L'arrivée à Kyôto s'est faite de nuit... et oui ! ici la nuit tombe entre 19 et 19h30. Au moment où j'ai levé mon nez de l'ordi, le ciel déjà sombre des nuages bas et menaçants à vite viré au noir. Heureusement, j'ai quand même eu le temps de voir quelques rizières et ces bandes de paysage toutes vertes. Incroyable spectacle !
Kyôto est brûlant. C'est à peine si je réussi à respirer en sortant de la station n°6 de la première ligne, à savoir “Imadegawa”. C'est comme cela que j'imaginais la Corée ou le Vietnam, mais certainement pas Kyôto. Je file au plus vite de mes pas, ralentis par la grosse valise et l'air moite et tombe nez à nez avec Rebecca qui m'attend depuis quelques instants devant la pension “Takaya”. C'est une vieille dame aux cheveux gris et au bel anglais. Elle m'accompagne jusqu'à ma chambre où je découvre la dame qui tient cette auberge. Elle me fait faire un rapide tour du propriétaire et nous laisse en tête à tête avec Rebecca. Cette dernière m'explique un peu notre programme, me donne quelques prospectus et s'échappe sur son vélo. Avant de partir elle me donne rendez-vous le lendemain au Keikoba, la salle de travail de Maître Udaka, à 18 heures. D'ici là, il me faut trouver de quoi manger, un web bar et réparer ce voyage par une bonne nuit de sommeil.
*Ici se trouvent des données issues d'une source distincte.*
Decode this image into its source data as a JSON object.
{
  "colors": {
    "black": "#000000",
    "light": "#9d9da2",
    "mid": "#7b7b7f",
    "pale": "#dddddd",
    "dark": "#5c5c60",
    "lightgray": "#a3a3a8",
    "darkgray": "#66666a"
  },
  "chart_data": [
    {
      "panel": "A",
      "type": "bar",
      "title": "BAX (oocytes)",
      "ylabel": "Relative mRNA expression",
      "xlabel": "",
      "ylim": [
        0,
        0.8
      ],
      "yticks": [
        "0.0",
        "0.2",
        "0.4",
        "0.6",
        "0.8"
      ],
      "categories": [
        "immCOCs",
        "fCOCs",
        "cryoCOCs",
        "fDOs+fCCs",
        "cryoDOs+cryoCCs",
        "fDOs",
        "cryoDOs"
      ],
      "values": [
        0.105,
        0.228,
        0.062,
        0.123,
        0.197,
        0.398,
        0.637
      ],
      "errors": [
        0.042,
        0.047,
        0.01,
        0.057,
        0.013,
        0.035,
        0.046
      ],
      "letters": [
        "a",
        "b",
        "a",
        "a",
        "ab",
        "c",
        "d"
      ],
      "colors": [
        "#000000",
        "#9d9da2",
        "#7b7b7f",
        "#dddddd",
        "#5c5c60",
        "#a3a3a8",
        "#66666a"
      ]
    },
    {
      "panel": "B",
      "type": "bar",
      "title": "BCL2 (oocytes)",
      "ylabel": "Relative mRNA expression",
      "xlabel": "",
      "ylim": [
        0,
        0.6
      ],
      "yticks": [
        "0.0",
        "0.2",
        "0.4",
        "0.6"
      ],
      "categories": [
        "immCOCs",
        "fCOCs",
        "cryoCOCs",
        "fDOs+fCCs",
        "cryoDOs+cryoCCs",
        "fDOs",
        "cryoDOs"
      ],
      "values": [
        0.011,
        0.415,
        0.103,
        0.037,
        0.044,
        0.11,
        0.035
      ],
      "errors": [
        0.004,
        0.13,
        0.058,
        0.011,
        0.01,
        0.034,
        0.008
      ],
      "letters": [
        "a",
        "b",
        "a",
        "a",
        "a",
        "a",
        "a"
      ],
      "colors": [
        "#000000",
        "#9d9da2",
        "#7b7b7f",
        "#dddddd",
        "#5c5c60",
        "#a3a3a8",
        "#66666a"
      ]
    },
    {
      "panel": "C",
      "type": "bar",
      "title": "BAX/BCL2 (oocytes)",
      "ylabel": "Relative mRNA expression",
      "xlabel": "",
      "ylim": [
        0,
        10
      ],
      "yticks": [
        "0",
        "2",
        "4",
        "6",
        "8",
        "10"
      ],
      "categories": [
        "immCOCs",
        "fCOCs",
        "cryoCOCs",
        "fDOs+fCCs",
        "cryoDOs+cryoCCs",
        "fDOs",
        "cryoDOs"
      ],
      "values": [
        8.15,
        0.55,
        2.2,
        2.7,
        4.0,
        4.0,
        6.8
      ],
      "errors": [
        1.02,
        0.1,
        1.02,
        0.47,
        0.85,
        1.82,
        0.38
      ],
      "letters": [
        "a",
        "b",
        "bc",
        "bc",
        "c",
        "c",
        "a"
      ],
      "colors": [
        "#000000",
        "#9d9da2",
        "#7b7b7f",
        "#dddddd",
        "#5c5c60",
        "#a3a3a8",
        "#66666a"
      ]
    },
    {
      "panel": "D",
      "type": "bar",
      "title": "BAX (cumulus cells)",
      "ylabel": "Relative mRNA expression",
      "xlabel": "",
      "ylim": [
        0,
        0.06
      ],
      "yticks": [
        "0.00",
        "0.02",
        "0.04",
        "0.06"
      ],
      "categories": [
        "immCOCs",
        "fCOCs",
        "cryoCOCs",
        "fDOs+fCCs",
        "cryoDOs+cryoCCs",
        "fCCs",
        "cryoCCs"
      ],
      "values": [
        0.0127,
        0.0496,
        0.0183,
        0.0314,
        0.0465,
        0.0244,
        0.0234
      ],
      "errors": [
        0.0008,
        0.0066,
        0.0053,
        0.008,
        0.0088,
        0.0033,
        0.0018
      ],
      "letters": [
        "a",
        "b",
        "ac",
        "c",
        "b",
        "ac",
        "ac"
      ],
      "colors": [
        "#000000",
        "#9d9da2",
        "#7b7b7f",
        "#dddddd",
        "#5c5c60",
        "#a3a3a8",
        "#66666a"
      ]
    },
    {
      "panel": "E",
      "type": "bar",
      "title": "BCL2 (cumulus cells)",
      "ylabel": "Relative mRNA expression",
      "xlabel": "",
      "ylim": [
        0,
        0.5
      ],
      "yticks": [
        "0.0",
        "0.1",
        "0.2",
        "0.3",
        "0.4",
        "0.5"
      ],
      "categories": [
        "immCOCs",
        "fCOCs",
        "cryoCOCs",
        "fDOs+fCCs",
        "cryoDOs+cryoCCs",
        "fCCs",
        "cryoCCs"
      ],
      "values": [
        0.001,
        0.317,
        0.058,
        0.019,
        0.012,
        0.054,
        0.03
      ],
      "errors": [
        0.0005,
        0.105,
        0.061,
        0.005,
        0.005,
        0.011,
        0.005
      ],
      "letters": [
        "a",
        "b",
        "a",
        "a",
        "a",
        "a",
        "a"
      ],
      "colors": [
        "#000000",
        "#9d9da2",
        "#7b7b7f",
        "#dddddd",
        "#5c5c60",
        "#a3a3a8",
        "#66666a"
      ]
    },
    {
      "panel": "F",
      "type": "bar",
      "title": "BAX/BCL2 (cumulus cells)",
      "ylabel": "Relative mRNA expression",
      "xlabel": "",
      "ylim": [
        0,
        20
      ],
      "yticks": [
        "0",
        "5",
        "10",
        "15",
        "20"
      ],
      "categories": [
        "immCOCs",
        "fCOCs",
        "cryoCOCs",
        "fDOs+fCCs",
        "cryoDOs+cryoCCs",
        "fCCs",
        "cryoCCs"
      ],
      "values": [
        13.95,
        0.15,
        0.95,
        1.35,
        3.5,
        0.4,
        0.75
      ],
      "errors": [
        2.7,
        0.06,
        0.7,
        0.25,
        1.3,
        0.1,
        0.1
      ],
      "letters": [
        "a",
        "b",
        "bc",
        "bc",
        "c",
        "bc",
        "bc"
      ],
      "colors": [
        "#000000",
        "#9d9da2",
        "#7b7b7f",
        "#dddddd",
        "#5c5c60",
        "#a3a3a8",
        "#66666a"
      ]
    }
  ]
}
Il est 11 heures ce matin quand j'ouvre les yeux. Une douche, un rapide café (j'ai eu le temps la veille, avant de rentrer me coucher, de passer par un de ces supermarchés ouverts 24h/24. Un classique ici ! Le web bar aussi, c'est un 24/24 comme beaucoup d'autres choses... Je récupère ma bicyclette (qui fait partie de la location de la chambre) et file droit à la “Kyôto Station” pour y récupérer tous les plans et infos dont je vais avoir besoin pendant mon séjour. Je pensais être à dix minutes de vélo, mais je pédale pendant des heures (une sensation... je pense plutôt une grosse demie-heure). Arrivé à la Kyôto Station, je monte au 9eme floor, s'il vous plaît, et interroge les filles du Bureau International de la Préfecture de Kyôto. Sur Zeami et Kanami, elles ne savent rien ! Mais par contre, elles enrichissent mes poches d'un plan de la ville en romagi, d'un plan des bus et de quelques autres bricoles que je pioche au passage. Je découvre le Kyôto Art Center qui fait un stage de 8 jours sur le théâtre traditionnel japonais et semble aussi accueillir des artistes en résidence. Une fois repéré sur le plan, je file là-bas en vélo. Mais je ne trouve personne sur place pour me renseigner. Qu'importe ! J'en profite pour faire un tour dans leur jardin et découvre dans les rues adjacentes les préparatifs d'une fête dont Rebecca m'a parlé : La Gion Matsuri. Une sorte de fête où des chars de différents quartiers défilent. Ca, ce sera pour mercredi et jeudi. En attendant, ils préparent. Fanions, lampions, constructions en bois qui prennent toute la place dans les petites rues du Gion. C'est assez magique. Il y a un monde fou. Je me faufile avec mon vélo, prend quelques photos.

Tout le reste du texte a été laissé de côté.